MacLeod told the legislature Tuesday she thought Taylor provided the quote to her office for use, adding, “But if I used that quote used yesterday incorrectly, I unequivocally apologize.”
Taylor doesn't accept the apology. "I would never support their plan. Their plan is beyond unreasonable. It is going to send families in even greater crisis them where they were before this plan was put together," she said, adding that she has asked MacLeod to resign or for Premier Doug Ford to reshuffle the cabinet.

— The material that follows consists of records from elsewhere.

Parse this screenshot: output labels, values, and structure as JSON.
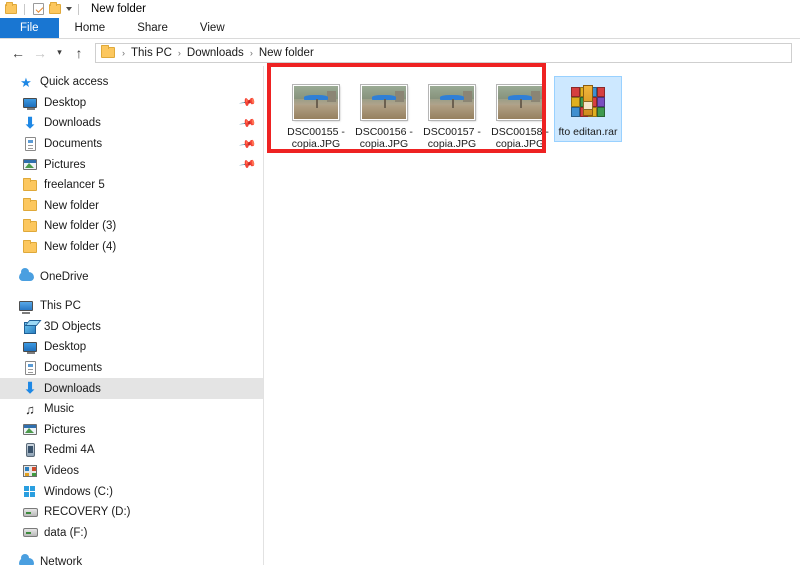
{
  "window": {
    "title": "New folder",
    "quick_access_toolbar": [
      {
        "name": "folder-icon",
        "label": "Folder"
      },
      {
        "name": "properties-icon",
        "label": "Properties"
      },
      {
        "name": "new-folder-icon",
        "label": "New folder"
      },
      {
        "name": "chevron-down-icon",
        "label": "Customize Quick Access Toolbar"
      }
    ]
  },
  "ribbon": {
    "tabs": [
      {
        "label": "File",
        "active": true
      },
      {
        "label": "Home",
        "active": false
      },
      {
        "label": "Share",
        "active": false
      },
      {
        "label": "View",
        "active": false
      }
    ]
  },
  "addressbar": {
    "back_icon": "back-arrow-icon",
    "forward_icon": "forward-arrow-icon",
    "recent_icon": "recent-locations-icon",
    "up_icon": "up-arrow-icon",
    "breadcrumbs": [
      "This PC",
      "Downloads",
      "New folder"
    ],
    "separator": "›"
  },
  "navpane": {
    "groups": [
      {
        "header": {
          "label": "Quick access",
          "icon": "star-icon"
        },
        "items": [
          {
            "label": "Desktop",
            "icon": "desktop-icon",
            "pinned": true
          },
          {
            "label": "Downloads",
            "icon": "download-icon",
            "pinned": true
          },
          {
            "label": "Documents",
            "icon": "document-icon",
            "pinned": true
          },
          {
            "label": "Pictures",
            "icon": "pictures-icon",
            "pinned": true
          },
          {
            "label": "freelancer 5",
            "icon": "folder-icon",
            "pinned": false
          },
          {
            "label": "New folder",
            "icon": "folder-icon",
            "pinned": false
          },
          {
            "label": "New folder (3)",
            "icon": "folder-icon",
            "pinned": false
          },
          {
            "label": "New folder (4)",
            "icon": "folder-icon",
            "pinned": false
          }
        ]
      },
      {
        "header": {
          "label": "OneDrive",
          "icon": "cloud-icon"
        },
        "items": []
      },
      {
        "header": {
          "label": "This PC",
          "icon": "this-pc-icon"
        },
        "items": [
          {
            "label": "3D Objects",
            "icon": "3d-objects-icon",
            "selected": false
          },
          {
            "label": "Desktop",
            "icon": "desktop-icon",
            "selected": false
          },
          {
            "label": "Documents",
            "icon": "document-icon",
            "selected": false
          },
          {
            "label": "Downloads",
            "icon": "download-icon",
            "selected": true
          },
          {
            "label": "Music",
            "icon": "music-icon",
            "selected": false
          },
          {
            "label": "Pictures",
            "icon": "pictures-icon",
            "selected": false
          },
          {
            "label": "Redmi 4A",
            "icon": "phone-icon",
            "selected": false
          },
          {
            "label": "Videos",
            "icon": "videos-icon",
            "selected": false
          },
          {
            "label": "Windows (C:)",
            "icon": "windows-drive-icon",
            "selected": false
          },
          {
            "label": "RECOVERY (D:)",
            "icon": "drive-icon",
            "selected": false
          },
          {
            "label": "data (F:)",
            "icon": "drive-icon",
            "selected": false
          }
        ]
      },
      {
        "header": {
          "label": "Network",
          "icon": "network-icon"
        },
        "items": []
      }
    ]
  },
  "filelist": {
    "items": [
      {
        "name": "DSC00155 - copia.JPG",
        "type": "image",
        "selected": false
      },
      {
        "name": "DSC00156 - copia.JPG",
        "type": "image",
        "selected": false
      },
      {
        "name": "DSC00157 - copia.JPG",
        "type": "image",
        "selected": false
      },
      {
        "name": "DSC00158 - copia.JPG",
        "type": "image",
        "selected": false
      },
      {
        "name": "fto editan.rar",
        "type": "archive",
        "selected": true
      }
    ]
  },
  "annotation": {
    "shape": "rectangle",
    "color": "#ee2222",
    "targets": [
      "DSC00155 - copia.JPG",
      "DSC00156 - copia.JPG",
      "DSC00157 - copia.JPG",
      "DSC00158 - copia.JPG"
    ]
  },
  "colors": {
    "accent": "#1976d2",
    "selection": "#cde8ff",
    "nav_selection": "#e4e4e4",
    "annotation": "#ee2222",
    "folder_yellow": "#fcc75e"
  }
}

Taylor has also extended an invitation to both MacLeod and Ford to visit her clinic, and apologize to her in person.
"They have no interest in actually working with us as parents," she said. "They could say it all they want but if they've manipulated my quote and then gone and read it making it seem like I wrote that in support of her plan, how many other stories has (MacLeod) read in Queen's Park that are an outright lie or that have been used or manipulated in the wrong way?"
"I thought that I was making a difference so I just feel fooled," Taylor added. "I don't know what to think or trust I know that I cannot trust their office at this point in time. I know that I can't and will never trust Lisa McLeod to make the right choice."